难道一开始自己就打算与易嬴破除男女授受不亲的关系了?
虽然心中很难相信,但仔细回想一下自己为什么会做出这样举动?冉华的双脸就有些发窘。
因为不得不说,这就是一种嫉妒。
嫉妒易嬴竟然那么大,嫉妒许瓶儿竟能与那么大的家伙相好。
不用别人提醒,冉华自己都知道自己的嫉妒心有多强。但正因为如此,她才能管好自己的丈夫苏阳欢。
可管好丈夫却不等于也能管好自己,在因为嫉妒而绝对不会让任何女人从自己手中抢走丈夫苏阳欢的状况下,冉华也会嫉妒那些能比自己嫁得更好的女人。

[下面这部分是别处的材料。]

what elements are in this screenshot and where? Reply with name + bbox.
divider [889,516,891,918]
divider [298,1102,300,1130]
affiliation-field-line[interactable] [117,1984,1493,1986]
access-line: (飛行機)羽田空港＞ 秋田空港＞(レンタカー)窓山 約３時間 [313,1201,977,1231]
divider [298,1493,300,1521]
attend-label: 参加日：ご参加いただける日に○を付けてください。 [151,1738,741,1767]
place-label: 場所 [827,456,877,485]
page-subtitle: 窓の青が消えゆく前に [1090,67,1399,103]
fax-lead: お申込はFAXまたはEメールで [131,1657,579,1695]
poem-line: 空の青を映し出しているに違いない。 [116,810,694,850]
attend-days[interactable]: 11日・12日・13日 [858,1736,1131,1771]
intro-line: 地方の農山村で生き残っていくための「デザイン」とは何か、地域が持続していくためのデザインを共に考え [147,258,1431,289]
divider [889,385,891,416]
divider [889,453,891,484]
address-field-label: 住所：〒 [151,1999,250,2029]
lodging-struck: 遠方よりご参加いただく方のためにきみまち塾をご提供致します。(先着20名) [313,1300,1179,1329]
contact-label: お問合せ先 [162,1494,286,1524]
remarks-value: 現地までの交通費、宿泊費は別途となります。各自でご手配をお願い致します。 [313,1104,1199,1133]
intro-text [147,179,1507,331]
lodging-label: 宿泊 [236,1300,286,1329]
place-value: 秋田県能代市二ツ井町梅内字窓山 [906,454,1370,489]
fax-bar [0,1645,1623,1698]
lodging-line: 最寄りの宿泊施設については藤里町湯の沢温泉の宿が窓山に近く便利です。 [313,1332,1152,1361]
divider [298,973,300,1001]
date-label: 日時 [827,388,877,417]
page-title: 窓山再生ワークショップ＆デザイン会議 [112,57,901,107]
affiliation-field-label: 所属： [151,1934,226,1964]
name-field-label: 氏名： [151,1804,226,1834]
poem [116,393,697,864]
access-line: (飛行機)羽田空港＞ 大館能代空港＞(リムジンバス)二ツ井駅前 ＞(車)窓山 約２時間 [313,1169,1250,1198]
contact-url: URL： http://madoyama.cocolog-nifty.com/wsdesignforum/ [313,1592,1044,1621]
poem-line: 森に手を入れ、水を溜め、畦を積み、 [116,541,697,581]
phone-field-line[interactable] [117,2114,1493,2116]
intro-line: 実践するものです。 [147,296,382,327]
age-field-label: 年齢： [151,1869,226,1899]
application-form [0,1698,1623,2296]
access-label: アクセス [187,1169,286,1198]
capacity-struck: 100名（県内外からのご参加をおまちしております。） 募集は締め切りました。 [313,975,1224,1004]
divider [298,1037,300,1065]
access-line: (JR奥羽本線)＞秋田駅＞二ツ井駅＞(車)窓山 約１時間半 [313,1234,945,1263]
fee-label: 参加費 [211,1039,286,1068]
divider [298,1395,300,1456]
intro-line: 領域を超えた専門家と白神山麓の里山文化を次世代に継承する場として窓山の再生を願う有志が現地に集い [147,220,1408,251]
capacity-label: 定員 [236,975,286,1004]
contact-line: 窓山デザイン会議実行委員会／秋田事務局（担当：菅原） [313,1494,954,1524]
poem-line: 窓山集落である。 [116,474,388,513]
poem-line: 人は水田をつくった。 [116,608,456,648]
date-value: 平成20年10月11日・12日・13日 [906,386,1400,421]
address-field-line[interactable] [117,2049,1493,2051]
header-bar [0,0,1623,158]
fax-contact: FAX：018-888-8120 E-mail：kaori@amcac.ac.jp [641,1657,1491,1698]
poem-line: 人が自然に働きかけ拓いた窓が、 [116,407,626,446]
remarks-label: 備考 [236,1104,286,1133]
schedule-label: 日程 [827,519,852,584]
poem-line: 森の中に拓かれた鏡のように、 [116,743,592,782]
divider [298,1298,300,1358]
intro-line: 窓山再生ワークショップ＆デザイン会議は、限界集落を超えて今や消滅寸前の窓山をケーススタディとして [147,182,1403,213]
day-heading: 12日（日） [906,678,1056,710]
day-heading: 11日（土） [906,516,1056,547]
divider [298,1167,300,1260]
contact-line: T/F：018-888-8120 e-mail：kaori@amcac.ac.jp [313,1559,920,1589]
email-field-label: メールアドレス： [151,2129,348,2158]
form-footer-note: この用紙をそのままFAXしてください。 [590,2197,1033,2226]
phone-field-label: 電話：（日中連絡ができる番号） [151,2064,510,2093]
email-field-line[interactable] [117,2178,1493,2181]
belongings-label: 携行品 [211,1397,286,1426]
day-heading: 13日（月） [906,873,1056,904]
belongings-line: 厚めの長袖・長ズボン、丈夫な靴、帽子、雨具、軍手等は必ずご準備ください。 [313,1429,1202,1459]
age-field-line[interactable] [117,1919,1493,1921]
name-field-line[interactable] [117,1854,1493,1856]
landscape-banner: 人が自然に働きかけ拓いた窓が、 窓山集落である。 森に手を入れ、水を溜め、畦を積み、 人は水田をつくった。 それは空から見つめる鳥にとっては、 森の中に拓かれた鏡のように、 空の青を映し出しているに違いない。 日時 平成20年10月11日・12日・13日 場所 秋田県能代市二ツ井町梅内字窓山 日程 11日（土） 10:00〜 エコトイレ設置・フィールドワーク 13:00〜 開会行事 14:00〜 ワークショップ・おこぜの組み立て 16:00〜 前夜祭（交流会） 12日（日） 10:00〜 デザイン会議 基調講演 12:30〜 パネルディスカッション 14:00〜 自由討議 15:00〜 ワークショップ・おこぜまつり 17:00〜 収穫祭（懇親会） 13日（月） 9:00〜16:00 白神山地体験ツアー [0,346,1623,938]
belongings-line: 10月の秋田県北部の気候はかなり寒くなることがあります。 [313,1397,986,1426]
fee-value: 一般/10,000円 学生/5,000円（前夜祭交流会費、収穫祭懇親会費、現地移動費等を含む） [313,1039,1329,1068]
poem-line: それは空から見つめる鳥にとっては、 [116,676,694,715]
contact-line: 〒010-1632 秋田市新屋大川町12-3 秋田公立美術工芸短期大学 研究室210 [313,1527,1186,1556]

毕竟苏阳欢虽然可说是年轻俊杰,但在冉鸣的刻意控制下,官位却并不高。
而或许有丞相府庇护,其他人不敢小看苏阳欢,但作为嫁出去的女儿,泼出去的水,虽然冉华也知道京兆尹一职对丞相府的重要性,但她心中依旧会对苏阳欢为丞相府所做的“牺牲”感到不甘心。
所以嫉妒,这一切都是嫉妒。
特别是当冉华看到易嬴竟拥有远胜苏阳欢的家伙时,再联想到易嬴远胜苏阳欢的身份、能力,冉华自然会对许瓶儿嫉妒不已,
因为,苏阳欢虽然比起易嬴来说足够年轻、英俊,但所谓的年轻、英俊可都只是一些表面文章,哪能成为女人在床上最需要的内秀。
所以说,别看冉华现在一直都被易嬴强迫着做些会让女人羞耻不堪的事,但追根究底,一切原因还是在冉华的嫉妒上。或者说,在意识到易嬴远胜苏阳欢后,因为嫉妒,冉华原本就没打算在易嬴面前再坚持所谓的男女授受不亲。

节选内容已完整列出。